Salomon is certainly a big change for Mr Middleton. By repute, it is quintessentially American, brash and ballsy. This is a far cry from his beginnings of adulthood in a monastery, followed by reading philosophy at the University of Paris. It is also a rather different career lane from the true-Brit one occupied until now: the Foreign Office, Midland Bank, Thomas Cook and finally Lloyd's of London.

But one of the surprises, says Mr Middleton, apart from finding that Salomon people do not eat live children for breakfast, is that the London operation could hardly be less American. "In the course of every working day, I am likely to hear 14 or 15 languages being spoken. One of the better- kept secrets of Salomons is that in Europe it is so European. There are 35 nationalities in this part of the operation."

When the New York board headhunted Mr Middleton, they wanted a European, and they wanted a professional manager who could help bring a consistency of approach to the business that had been so absent in the past.

"In the Eighties, as a bond trader as Salomon essentially was, there was no medium- to long-term client strategy. The emphasis is moving more towards the client relationship side of the business."

Mr Middleton sees his urgent priorities as getting the various product areas of the business operating much more coherently together, and training managers to manage. On a recent trip to a big banking client in Dusseldorf, he was surprised to find that his German counterpart knew much more about the different services from Salomon Brothers it uses than Mr Middleton himself.

"Just in the past three months, there is a greater sense of the need to co-operate among product areas," he says. "None of this is complicated stuff, but it does make a difference between a firm that has a lot of individual talent firing away, and a coherent team that is powerful because united."

He is also putting emphasis on developing people and training to make them better at what they do. "We have tended in the past to put people in a seat and say, right, you are in such and such a product area, start phoning clients. We need to train people on how to manage client relationships."

Senior executives have regular business planning meetings, focusing on where they want to be 18 months from now, and they are all expected to take a period of training each year. "That is how you link management with profit, not just by removing inefficiencies, but by getting people with training to be better."

He adds: "One of the reasons why there is a need for management skills in institutions like this is precisely because you do have to try to bind people to a company by factors other than money."

In advocating change, Mr Middleton is pushing on doors already well opened by the trauma of the bond trading scandal in 1991. At the time, Salomon Brothers was being urged to give up on equities and banking and cut back to its bond trading roots.

But the new management, under Deryck Maughan, another English Northerner like Mr Middleton, took the other course, trying to broaden the base of the business, and transforming the "big swinging dick" culture portrayed by Michael Lewis in the book Liar's Poker.

"I think a lot of good things came out of the awful trauma of 1991. It was very damaging for Salomon, but it gave people the occasion to stand back and say, not just that it would never happen again, but are we sure that the products and the emphasis of the business is the best for the future.

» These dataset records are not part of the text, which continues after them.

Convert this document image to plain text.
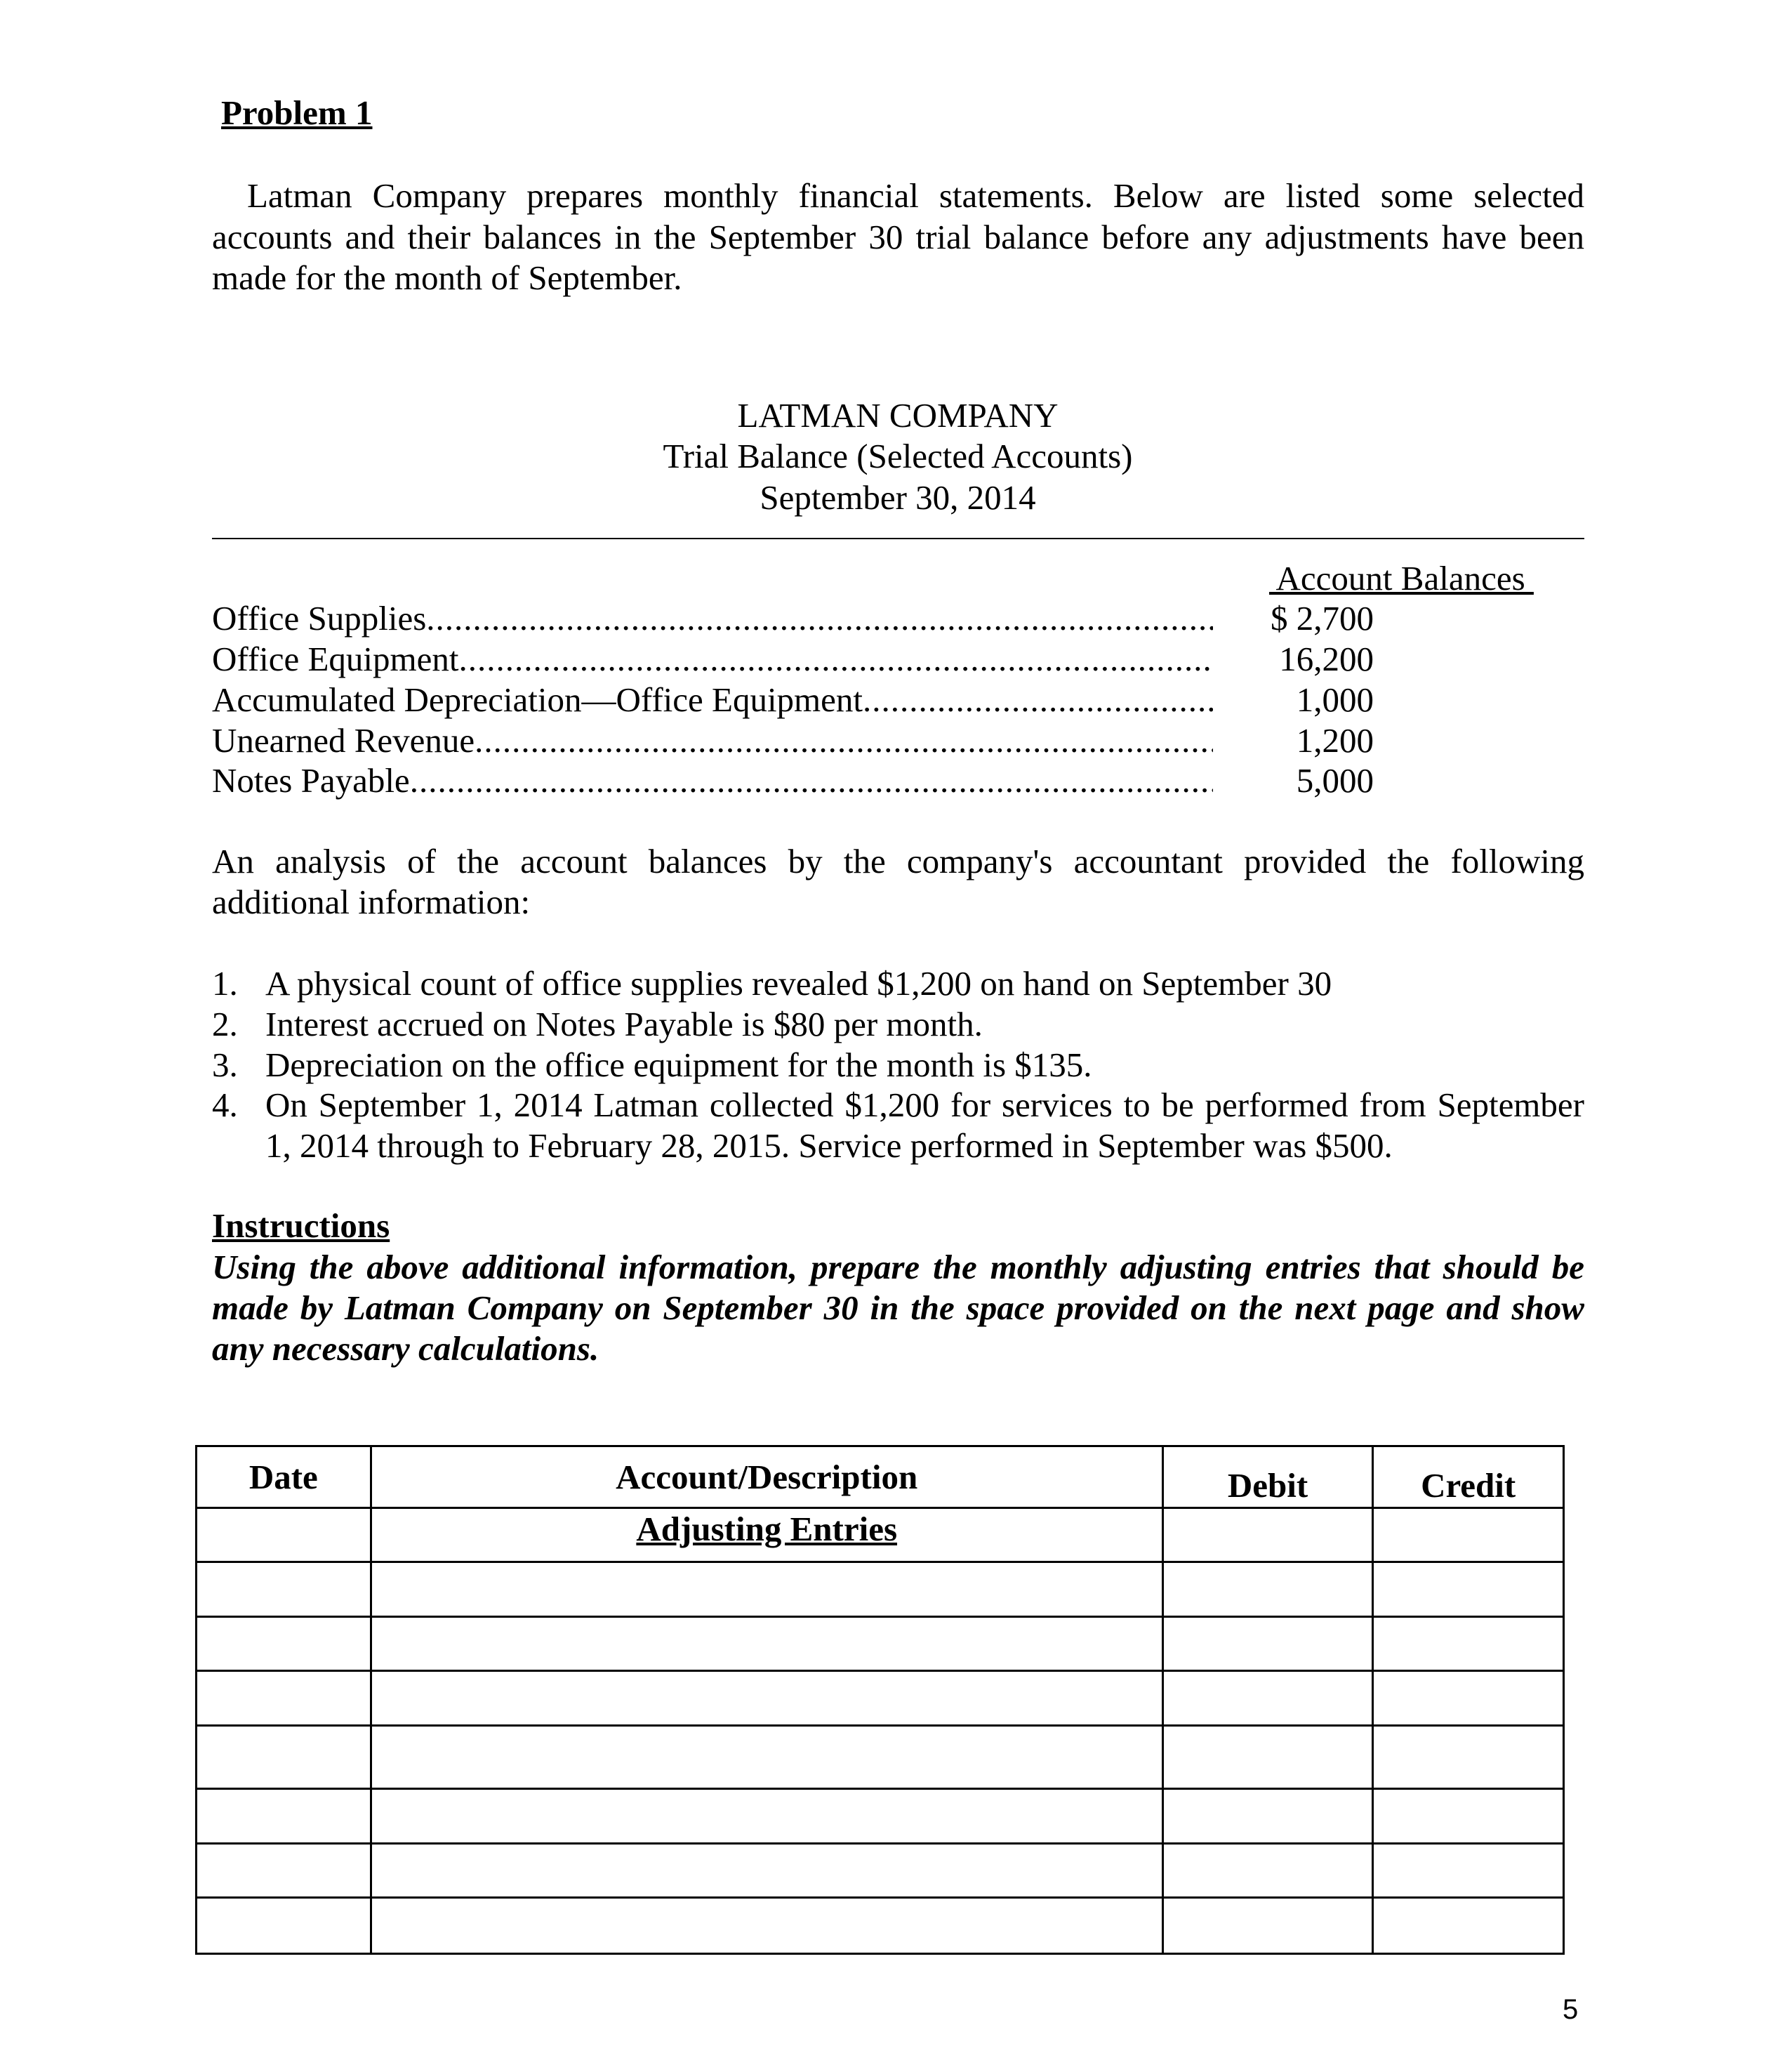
Problem 1
Latman Company prepares monthly financial statements. Below are listed some selected
accounts and their balances in the September 30 trial balance before any adjustments have been
made for the month of September.
LATMAN COMPANY
Trial Balance (Selected Accounts)
September 30, 2014
Account Balances
Office Supplies .....	$ 2,700
Office Equipment .....	16,200
Accumulated Depreciation—Office Equipment .....	1,000
Unearned Revenue .....	1,200
Notes Payable .....	5,000
An analysis of the account balances by the company's accountant provided the following
additional information:
1. A physical count of office supplies revealed $1,200 on hand on September 30
2. Interest accrued on Notes Payable is $80 per month.
3. Depreciation on the office equipment for the month is $135.
4. On September 1, 2014 Latman collected $1,200 for services to be performed from September
1, 2014 through to February 28, 2015. Service performed in September was $500.
Instructions
Using the above additional information, prepare the monthly adjusting entries that should be
made by Latman Company on September 30 in the space provided on the next page and show
any necessary calculations.
Date	Account/Description	Debit	Credit
	Adjusting Entries		

5
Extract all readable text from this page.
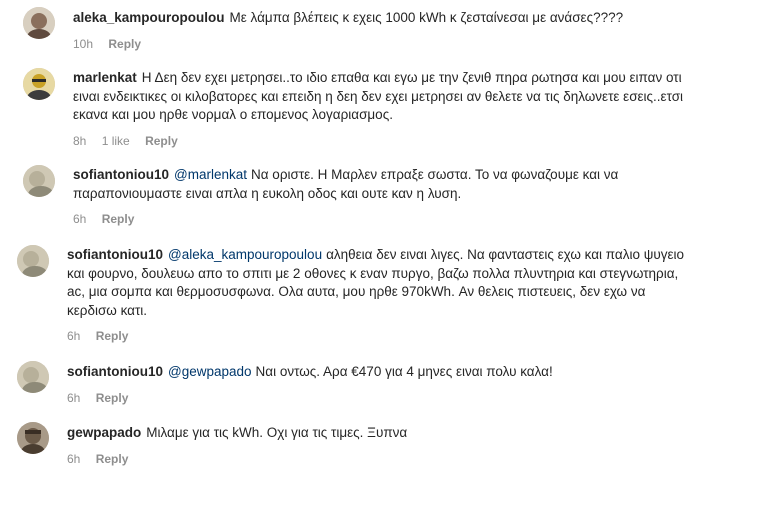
aleka_kampouropoulou Με λάμπα βλέπεις κ εχεις 1000 kWh κ ζεσταίνεσαι με ανάσες????

10h Reply

marlenkat Η Δεη δεν εχει μετρησει..το ιδιο επαθα και εγω με την ζενιθ πηρα ρωτησα και μου ειπαν οτι ειναι ενδεικτικες οι κιλοβατορες και επειδη η δεη δεν εχει μετρησει αν θελετε να τις δηλωνετε εσεις..ετσι εκανα και μου ηρθε νορμαλ ο επομενος λογαριασμος.

8h 1 like Reply

sofiantoniou10 @marlenkat Να οριστε. Η Μαρλεν επραξε σωστα. Το να φωναζουμε και να παραπονιουμαστε ειναι απλα η ευκολη οδος και ουτε καν η λυση.

6h Reply

sofiantoniou10 @aleka_kampouropoulou αληθεια δεν ειναι λιγες. Να φανταστεις εχω και παλιο ψυγειο και φουρνο, δουλευω απο το σπιτι με 2 οθονες κ εναν πυργο, βαζω πολλα πλυντηρια και στεγνωτηρια, ac, μια σομπα και θερμοσυσφωνα. Ολα αυτα, μου ηρθε 970kWh. Αν θελεις πιστευεις, δεν εχω να κερδισω κατι.

6h Reply

sofiantoniou10 @gewpapado Ναι οντως. Αρα €470 για 4 μηνες ειναι πολυ καλα!

6h Reply

gewpapado Μιλαμε για τις kWh. Οχι για τις τιμες. Ξυπνα

6h Reply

"Deryck Maughan brought a lot of fresh thinking. Quite certainly, until that point, the trading side in New York had dominated the firm."

"A big change is that there is no longer the internal arrogance that used to characterise Salomon Brothers. There were some people who were viewed, and viewed themselves, as bigger than the firm.

"That gives you a problem in management terms, because if you elevate people on to pedestals that high, normal ways of controlling them, internal audit, compliance, may not be able to get to that level to see what is really going on," Mr Middleton says.

"The real transformation is that there is no appetite for a return to that culture."